Winter greens to chase away the winter blues

By , Staff writer of The Christian Science Monitor

As the last dreary days of winter drag on, the starchy, cool-weather vegetables that were such a treat during autumn can grow drab and unappealing. After all, one can only eat so much butternut squash or sweet potato pie. What can a cook do to add variety and color to traditional winter fare? Go green.

Chard, kale, and a variety of other greens are often-overlooked gems that can brighten any table. And they're not just a comfort food of the American South. These vegetables are so versatile that they appear in cuisine the world over. Greens can be exotic: They add substance and flavor to stir-fries and curries. Or greens can be simple: They bring subtle tones to soups and side dishes.

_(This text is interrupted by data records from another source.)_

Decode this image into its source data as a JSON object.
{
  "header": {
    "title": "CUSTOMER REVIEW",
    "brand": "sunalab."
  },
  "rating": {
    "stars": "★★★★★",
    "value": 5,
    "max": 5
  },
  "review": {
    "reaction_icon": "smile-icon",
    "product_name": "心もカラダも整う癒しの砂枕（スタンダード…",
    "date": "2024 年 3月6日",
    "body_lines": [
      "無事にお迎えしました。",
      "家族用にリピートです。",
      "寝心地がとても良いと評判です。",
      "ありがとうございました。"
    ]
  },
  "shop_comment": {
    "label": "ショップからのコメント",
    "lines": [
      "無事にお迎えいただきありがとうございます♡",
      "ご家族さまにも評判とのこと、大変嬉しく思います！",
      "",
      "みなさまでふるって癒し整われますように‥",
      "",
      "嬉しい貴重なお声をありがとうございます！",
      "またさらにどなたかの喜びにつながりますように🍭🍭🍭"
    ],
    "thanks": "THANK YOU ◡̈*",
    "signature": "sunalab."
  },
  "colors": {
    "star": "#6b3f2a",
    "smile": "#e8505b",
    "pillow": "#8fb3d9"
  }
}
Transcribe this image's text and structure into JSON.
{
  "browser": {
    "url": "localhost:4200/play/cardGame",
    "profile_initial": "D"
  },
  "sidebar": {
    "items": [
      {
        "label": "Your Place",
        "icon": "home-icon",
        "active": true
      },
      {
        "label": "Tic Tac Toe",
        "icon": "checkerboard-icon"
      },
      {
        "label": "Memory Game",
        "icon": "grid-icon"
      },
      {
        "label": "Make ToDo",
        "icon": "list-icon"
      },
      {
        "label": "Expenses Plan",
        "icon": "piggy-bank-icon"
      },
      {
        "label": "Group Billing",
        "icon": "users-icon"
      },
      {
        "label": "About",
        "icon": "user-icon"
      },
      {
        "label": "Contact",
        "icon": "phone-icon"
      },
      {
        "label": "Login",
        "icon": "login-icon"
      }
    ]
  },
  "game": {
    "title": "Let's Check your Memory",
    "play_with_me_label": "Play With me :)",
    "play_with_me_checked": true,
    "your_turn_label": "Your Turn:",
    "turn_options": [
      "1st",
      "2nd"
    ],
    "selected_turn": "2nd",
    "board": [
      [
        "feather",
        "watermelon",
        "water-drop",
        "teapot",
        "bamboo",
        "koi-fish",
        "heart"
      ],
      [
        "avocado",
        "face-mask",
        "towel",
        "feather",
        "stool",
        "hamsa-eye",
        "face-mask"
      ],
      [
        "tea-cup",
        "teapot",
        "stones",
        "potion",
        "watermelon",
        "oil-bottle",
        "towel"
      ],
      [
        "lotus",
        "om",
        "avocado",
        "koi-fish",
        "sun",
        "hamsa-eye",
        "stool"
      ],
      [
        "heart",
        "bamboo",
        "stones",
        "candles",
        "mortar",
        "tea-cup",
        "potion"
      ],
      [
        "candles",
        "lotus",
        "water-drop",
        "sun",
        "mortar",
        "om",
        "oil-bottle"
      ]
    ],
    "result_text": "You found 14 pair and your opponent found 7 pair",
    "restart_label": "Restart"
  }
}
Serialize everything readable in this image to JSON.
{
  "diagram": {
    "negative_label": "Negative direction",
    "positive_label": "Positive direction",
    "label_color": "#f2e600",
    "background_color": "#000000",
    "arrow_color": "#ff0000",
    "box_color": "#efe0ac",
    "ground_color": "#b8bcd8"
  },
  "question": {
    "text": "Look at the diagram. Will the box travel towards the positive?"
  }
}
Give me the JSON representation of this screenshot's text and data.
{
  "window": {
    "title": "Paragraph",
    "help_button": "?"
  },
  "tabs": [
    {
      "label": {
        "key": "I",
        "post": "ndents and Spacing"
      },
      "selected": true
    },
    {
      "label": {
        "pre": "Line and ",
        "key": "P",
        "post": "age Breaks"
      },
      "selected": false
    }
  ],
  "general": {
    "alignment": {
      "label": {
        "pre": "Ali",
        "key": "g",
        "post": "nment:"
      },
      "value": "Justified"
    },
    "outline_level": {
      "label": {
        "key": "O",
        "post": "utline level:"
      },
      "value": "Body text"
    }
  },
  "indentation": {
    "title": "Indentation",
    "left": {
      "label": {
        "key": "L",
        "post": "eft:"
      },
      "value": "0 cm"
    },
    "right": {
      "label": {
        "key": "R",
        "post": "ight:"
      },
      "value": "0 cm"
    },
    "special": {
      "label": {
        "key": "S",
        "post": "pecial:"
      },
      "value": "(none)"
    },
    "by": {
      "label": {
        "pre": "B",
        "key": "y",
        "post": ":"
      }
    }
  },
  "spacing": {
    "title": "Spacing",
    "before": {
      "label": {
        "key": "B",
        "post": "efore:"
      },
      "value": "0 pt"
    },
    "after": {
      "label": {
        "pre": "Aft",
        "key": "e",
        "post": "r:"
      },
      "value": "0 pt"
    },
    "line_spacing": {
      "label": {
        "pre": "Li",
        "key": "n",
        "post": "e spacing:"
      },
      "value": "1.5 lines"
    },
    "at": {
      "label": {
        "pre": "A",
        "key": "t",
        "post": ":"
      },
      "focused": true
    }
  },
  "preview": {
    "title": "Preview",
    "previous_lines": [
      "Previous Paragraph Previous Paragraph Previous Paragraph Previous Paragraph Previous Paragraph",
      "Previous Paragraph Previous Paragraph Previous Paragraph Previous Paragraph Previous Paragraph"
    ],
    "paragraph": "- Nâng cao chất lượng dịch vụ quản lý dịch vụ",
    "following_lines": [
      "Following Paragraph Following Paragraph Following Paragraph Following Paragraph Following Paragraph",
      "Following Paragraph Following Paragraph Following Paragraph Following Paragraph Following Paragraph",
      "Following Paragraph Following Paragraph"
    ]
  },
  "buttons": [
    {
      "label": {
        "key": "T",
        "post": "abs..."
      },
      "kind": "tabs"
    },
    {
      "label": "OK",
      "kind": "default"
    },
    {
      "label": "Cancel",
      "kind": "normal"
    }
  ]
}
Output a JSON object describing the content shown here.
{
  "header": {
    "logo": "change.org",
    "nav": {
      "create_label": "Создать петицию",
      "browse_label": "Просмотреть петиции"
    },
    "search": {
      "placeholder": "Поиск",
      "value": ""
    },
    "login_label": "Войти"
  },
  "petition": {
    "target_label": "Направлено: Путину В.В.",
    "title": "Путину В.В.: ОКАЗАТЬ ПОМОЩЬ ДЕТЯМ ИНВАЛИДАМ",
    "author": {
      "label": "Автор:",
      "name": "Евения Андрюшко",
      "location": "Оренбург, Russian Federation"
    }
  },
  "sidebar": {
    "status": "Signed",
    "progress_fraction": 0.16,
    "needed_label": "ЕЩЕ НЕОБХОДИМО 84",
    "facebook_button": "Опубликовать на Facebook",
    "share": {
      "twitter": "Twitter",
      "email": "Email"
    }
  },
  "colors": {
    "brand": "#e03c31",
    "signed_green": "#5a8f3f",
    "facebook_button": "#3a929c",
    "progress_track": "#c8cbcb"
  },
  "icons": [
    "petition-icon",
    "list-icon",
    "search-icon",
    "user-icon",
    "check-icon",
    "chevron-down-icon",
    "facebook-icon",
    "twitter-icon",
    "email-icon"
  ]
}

Although green, leafy vegetables most often turn up in summer salads, greens usually grow better in colder weather. Chard and beet, turnip and mustard greens can be harvested well into the fall. With a blanket of mulch, kale and collard crops can produce all winter long, and their taste is sweeter after sustained cool or cold weather. Collards can survive temperatures as low as 20 degrees F. Kale can be harvested even under a blanket of snow and can withstand weather as cold as minus 10 degrees F.

Recommended: 22 recipes using kale

Kale, collards, and turnip and mustard greens are all part of the cole, or cabbage, family. Wild cole species are native to the Mediterranean region. Europeans savored ancestors of modern-day cole plants as far back as 4,000 years ago. Ancient Romans so revered these crops that legend has it that the emperor Claudius once commanded the Senate to vote on whether any meal could outshine corned beef and cabbage. The senators enthusiastically voted "no." Greeks cultivated chard, a member of the beet family, as long ago as 400 BC. Beets and their greens also originated in the Mediterranean. Beet leaves were used as food first, and later, folks discovered that beet roots were a tasty treat, too.

Although European explorers and colonists brought cabbage and its cousins to the American continent, African slaves who cooked in plantation kitchens are largely responsible for integrating greens into traditional Southern cuisine.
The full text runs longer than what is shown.